Today I realized that, for one of the first times in my life I am not surrounded by my countrymen in some sphere or another. Because I enrolled in the University on my own, I’m in classes separated from the large group of American students who are studying through CIEE. Last summer I made every attempt to make Russian friends and hang out with Russians, but at the end of the day my classes were with other US students and I had a comfy American program to cushion me, in a small way, from the expatriot experience (not that I know what that is). The distance is quite refreshing, though. It’s perspective on both the truly optimistic and truly depressing elements of my country. As nice as those other students are, they do seem, as I must have seemed last year, like a bunch of children on holiday.

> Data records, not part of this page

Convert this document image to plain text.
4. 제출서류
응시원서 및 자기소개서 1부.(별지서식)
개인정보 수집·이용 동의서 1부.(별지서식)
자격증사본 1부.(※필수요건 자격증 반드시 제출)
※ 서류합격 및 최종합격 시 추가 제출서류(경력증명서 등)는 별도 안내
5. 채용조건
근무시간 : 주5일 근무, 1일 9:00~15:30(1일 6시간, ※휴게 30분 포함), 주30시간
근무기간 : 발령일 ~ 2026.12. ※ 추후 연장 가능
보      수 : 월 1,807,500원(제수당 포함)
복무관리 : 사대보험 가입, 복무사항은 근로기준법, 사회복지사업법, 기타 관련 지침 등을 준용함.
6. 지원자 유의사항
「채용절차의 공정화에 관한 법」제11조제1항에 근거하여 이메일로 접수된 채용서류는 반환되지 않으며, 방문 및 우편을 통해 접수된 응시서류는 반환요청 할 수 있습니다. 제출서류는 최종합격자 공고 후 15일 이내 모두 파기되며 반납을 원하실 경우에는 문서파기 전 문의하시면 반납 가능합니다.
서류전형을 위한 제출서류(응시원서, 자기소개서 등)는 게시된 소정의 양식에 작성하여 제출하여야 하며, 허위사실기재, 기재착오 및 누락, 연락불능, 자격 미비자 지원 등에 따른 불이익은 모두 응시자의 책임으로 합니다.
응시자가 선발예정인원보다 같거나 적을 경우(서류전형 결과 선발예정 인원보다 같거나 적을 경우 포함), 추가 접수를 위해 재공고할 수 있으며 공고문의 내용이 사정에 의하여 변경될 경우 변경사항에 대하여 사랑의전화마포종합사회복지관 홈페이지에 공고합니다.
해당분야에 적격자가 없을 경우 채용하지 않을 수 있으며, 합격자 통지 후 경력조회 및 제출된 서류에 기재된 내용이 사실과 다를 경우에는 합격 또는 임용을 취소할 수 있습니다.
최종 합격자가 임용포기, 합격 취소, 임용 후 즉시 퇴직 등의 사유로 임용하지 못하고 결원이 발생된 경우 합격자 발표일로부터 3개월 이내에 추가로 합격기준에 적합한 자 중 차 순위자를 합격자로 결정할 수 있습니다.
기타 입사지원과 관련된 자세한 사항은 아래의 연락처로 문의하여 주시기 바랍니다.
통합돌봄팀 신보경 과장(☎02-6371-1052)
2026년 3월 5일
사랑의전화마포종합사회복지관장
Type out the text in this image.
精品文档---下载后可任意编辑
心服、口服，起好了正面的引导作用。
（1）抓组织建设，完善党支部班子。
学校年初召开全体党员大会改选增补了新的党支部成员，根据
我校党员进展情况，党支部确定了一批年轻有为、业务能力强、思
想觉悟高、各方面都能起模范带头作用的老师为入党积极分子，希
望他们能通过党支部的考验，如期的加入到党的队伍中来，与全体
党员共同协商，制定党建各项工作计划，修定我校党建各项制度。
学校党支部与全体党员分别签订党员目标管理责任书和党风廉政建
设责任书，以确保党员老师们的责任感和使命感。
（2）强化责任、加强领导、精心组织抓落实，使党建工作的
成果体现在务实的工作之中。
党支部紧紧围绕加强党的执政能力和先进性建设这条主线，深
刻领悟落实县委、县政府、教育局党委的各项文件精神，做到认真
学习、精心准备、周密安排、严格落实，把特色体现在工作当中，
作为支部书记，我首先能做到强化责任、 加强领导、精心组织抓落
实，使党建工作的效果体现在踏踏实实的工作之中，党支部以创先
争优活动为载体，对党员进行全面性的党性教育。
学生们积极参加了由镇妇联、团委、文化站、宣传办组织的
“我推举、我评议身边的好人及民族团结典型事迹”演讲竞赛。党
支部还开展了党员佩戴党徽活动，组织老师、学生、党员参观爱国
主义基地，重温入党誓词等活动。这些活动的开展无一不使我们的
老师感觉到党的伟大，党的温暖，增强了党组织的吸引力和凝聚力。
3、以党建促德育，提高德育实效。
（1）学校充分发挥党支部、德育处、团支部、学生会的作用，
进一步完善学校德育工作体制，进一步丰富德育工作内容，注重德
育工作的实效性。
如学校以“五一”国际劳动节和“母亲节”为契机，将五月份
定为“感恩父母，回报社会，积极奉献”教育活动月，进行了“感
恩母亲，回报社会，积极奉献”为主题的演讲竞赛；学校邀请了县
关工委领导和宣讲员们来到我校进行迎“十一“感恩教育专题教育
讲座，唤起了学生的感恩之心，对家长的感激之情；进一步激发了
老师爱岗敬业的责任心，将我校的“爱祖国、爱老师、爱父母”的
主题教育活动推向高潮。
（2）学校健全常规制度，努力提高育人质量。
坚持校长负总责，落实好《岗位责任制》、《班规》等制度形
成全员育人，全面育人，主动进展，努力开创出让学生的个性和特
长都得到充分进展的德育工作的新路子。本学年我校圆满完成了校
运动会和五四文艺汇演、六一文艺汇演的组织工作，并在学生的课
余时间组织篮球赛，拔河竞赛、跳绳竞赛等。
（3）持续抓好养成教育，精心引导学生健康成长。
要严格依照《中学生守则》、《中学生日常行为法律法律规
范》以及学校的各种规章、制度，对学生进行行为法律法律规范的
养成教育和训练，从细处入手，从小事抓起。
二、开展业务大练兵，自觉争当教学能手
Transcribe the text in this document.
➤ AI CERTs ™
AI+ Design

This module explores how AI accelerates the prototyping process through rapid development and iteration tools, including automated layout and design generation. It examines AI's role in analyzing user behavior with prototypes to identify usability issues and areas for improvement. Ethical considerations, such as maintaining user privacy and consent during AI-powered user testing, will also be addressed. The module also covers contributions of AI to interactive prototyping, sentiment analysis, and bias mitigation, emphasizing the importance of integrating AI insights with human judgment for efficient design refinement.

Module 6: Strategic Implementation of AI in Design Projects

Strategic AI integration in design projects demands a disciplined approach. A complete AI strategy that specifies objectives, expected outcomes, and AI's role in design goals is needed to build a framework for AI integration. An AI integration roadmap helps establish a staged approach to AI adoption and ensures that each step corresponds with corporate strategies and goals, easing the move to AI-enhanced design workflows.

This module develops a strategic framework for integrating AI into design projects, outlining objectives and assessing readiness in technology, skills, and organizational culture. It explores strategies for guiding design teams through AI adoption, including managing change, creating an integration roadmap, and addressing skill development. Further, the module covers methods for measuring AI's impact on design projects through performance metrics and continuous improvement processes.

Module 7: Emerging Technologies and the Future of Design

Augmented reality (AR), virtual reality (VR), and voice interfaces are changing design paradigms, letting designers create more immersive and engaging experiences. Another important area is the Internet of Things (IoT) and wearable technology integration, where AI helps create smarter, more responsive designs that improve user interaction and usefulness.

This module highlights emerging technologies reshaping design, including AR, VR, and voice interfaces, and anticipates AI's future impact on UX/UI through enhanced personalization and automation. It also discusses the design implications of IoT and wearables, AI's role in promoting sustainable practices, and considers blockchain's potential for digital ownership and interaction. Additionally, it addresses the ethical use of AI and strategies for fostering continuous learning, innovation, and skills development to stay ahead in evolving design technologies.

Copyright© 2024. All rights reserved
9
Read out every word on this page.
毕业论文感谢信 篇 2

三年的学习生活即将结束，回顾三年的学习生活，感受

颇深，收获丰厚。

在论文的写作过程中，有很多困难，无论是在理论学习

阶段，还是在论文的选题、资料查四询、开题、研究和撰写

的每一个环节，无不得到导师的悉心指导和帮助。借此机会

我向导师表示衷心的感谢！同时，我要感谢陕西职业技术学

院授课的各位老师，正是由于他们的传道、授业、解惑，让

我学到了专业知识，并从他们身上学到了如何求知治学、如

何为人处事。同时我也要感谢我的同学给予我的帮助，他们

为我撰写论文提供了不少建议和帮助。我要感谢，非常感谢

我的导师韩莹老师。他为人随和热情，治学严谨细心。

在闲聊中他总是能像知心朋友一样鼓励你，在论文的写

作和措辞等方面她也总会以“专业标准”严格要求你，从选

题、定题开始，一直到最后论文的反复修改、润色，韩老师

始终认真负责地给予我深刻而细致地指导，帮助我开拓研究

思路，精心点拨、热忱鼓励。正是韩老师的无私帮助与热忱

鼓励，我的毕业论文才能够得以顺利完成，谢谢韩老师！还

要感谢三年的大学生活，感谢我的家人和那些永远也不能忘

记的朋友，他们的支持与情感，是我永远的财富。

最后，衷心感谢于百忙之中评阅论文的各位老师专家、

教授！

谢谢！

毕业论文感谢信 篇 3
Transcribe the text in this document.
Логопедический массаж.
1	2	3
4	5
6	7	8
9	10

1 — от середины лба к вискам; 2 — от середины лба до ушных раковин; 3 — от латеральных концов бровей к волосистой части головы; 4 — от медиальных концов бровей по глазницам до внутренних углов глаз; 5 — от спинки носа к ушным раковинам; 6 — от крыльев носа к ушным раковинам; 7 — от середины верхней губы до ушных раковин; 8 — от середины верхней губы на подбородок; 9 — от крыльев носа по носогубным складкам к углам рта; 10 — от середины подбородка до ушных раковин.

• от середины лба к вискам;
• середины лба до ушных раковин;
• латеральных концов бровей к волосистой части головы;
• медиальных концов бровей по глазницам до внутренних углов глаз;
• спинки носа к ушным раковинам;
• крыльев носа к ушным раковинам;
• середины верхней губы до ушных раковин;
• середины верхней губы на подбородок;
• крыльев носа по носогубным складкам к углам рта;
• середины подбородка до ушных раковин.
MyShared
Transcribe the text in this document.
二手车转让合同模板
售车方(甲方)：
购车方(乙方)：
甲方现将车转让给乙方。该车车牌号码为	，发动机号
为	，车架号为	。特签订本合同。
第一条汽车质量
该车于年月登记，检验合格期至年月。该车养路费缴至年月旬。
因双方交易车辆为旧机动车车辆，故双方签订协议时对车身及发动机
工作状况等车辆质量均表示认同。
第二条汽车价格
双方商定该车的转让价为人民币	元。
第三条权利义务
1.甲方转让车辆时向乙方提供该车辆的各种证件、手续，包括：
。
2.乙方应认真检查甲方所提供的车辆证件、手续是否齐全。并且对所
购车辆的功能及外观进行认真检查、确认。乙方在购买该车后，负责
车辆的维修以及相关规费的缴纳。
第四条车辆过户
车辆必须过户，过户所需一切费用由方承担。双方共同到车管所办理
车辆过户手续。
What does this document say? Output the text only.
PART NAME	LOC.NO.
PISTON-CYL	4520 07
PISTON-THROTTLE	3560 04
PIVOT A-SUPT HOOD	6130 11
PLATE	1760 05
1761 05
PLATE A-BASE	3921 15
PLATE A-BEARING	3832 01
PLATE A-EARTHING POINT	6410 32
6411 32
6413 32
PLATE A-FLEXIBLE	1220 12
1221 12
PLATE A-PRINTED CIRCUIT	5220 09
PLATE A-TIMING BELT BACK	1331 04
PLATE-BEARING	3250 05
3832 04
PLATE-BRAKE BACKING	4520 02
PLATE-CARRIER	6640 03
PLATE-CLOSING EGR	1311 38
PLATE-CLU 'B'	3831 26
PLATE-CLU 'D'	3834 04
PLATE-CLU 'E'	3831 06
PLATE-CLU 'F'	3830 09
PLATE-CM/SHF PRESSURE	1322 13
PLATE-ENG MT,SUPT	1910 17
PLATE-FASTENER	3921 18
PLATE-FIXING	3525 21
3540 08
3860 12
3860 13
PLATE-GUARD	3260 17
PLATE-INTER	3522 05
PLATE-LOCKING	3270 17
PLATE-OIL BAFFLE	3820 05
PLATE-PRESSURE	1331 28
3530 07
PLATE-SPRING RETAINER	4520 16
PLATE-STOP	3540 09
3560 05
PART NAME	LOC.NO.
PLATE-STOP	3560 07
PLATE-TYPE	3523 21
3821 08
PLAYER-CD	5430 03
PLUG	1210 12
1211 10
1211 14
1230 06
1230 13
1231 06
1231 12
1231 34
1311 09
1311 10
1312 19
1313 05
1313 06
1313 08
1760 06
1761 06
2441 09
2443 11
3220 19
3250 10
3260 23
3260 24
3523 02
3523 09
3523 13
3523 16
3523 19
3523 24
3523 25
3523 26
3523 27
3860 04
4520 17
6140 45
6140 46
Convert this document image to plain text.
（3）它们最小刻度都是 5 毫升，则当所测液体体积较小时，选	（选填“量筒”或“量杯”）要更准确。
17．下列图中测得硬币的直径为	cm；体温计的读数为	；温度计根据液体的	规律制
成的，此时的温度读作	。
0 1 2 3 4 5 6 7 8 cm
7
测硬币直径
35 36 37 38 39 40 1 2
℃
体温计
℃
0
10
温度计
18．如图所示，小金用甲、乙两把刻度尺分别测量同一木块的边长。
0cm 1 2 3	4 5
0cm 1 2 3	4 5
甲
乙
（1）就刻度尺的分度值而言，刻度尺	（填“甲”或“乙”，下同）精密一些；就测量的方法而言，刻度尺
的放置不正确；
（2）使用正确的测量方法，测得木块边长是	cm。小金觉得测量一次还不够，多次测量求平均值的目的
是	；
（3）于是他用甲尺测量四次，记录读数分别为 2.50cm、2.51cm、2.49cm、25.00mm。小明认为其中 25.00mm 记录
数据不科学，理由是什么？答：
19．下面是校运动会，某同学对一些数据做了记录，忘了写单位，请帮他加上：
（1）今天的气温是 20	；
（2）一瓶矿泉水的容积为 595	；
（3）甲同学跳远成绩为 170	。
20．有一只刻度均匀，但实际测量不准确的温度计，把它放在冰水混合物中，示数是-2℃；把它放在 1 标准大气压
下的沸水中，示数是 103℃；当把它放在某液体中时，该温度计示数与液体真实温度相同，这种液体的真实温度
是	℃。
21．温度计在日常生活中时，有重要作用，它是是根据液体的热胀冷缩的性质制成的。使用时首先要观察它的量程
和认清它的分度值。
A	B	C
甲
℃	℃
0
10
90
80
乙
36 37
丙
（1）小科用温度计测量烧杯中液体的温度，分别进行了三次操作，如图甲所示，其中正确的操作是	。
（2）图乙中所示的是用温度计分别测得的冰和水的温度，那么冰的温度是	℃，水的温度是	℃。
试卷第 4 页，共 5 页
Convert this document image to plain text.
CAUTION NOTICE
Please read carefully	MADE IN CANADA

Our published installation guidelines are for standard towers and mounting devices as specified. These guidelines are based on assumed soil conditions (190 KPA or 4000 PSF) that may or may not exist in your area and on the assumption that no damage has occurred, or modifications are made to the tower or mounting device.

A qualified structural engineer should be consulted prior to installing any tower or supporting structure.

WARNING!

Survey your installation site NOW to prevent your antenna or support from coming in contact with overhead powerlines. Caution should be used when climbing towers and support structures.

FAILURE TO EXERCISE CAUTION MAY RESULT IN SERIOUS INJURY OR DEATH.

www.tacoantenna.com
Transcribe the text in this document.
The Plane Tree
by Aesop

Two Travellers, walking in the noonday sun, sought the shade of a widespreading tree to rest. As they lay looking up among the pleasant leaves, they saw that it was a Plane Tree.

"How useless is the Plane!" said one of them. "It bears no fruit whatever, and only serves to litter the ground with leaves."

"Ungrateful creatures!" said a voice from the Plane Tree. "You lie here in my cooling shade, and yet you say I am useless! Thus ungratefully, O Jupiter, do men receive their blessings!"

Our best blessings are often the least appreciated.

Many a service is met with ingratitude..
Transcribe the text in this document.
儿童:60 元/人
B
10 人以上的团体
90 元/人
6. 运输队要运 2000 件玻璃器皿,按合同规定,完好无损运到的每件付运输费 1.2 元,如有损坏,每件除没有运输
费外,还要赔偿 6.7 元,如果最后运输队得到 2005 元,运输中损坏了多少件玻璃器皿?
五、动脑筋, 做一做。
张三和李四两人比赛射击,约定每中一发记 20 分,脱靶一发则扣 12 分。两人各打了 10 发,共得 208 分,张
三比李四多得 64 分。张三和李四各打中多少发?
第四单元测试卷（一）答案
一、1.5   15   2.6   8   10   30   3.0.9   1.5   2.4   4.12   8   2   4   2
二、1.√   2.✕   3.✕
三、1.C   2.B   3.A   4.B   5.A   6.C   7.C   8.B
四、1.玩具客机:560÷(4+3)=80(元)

Not that this is any kind of new insight. I don’t remember exactly, but I think grand old de Tocqueville talks about this some where.

Related to all of this, I’m fascinated by my bi, tri and sometimes quadra-lingual friends. Or maybe I’m just jealous, I don’t know. At any rate, I’m quite sure that I’ll be learning more languages in my life. In the last couple days I’ve been around a handful of Belgians including two who are originally from Bulgaria, and one who speaks no Russian. The conversation slides around between Dutch, English, Bulgarian, and Russian. It’s touching, to me, when in my company they have a long conversation among themselves, regarding Belgian matters, but speaking in English as a clear gesture of inclusion to me.

In other news, I’m still pretty much out of the news loop. Which is a shame, because there’s a lot happening, or so I hear. But I can’t throw a stone without hearing about Putin, the recent dismemberment of the Cabinet, and expectations for the upcoming elections. Everybody is comparing it to Yeltsin’s appointment of Putin in 99 and, of course, they’re speculating on Putin’s future role in Russian politics. In the Russian system there is no limit to the total number of terms, just to consecutive terms and so people are saying that his return to the presidency inevitable, although anything can happen. It’s all very interesting, and I wish I was informed enough to speak more about it here, also this will be pretty much old news by the time I get around to posting.

Anyways, enough with the rambling talk, it’s time to sleep.

Tomorrow I’m making a concerted effort to stay out till the first Metro, if only to avoid another late night across the bridges.